The difference between 2016 and 2020, of course, is that the Republicans control both the Senate and the White House, meaning, the American majority’s will is clearly represented in the federal government. In 2016, the government was divided, and the will of the public was much less discernible. This was always McConnell’s argument. He made it clear in 2016 that because the White House and Senate were controlled by different parties, he could not allow Garland’s confirmation to move forward. That is no longer the case, as McConnell made clear in his statement Friday night.
“In the last midterm election before Justice Scalia’s death in 2016, Americans elected a Republican Senate majority because we pledged to check and balance the last days of a lame duck president’s second term. Since the 1880s, no Senate has confirmed an opposite-party president’s Supreme court nominee in a presidential election year,” McConnell said. “By contrast, Americans reelected our majority in 2016 and expanded it in 2018 because we pledged to work with President Trump and support his agenda, particularly his outstanding appointments to the federal judiciary. Once again, we will keep our promise.”

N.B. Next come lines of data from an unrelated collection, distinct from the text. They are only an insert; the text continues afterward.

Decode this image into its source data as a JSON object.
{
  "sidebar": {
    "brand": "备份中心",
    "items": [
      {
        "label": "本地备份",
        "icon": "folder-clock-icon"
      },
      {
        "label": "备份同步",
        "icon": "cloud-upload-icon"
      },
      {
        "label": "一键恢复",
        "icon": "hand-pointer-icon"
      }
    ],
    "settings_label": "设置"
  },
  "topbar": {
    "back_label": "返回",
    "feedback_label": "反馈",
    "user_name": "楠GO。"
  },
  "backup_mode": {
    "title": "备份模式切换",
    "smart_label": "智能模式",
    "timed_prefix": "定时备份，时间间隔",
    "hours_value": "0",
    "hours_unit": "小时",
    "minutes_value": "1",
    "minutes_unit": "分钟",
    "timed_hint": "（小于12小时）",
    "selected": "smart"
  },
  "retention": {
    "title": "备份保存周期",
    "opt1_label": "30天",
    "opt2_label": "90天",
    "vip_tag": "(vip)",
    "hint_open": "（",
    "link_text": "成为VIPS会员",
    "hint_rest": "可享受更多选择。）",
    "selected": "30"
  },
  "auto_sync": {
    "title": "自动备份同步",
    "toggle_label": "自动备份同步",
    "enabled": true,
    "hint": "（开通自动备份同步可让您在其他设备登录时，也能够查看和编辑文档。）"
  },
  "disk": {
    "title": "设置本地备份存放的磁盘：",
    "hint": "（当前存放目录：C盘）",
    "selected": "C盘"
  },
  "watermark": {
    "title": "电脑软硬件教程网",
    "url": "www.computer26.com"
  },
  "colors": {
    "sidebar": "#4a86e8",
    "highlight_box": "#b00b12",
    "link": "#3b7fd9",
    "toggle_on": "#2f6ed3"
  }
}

McConnell is right. The public made clear in 2018 that the Republican majority is warranted, and until they return to the polls in November, there is no reason to believe that the voters who helped Senate Republicans keep and win their seats do not want those same senators to confirm a new justice to the bench.
But, given how polarized and combative this election cycle is, it would be foolish to assume that support for filling Ginsburg’s vacancy will be widespread. Thus, the will of the public becomes just as murky, if not more so, as it was before Trump was elected.
In other words, there is no easy answer to the question that now awaits Republicans. And McConnell knows it.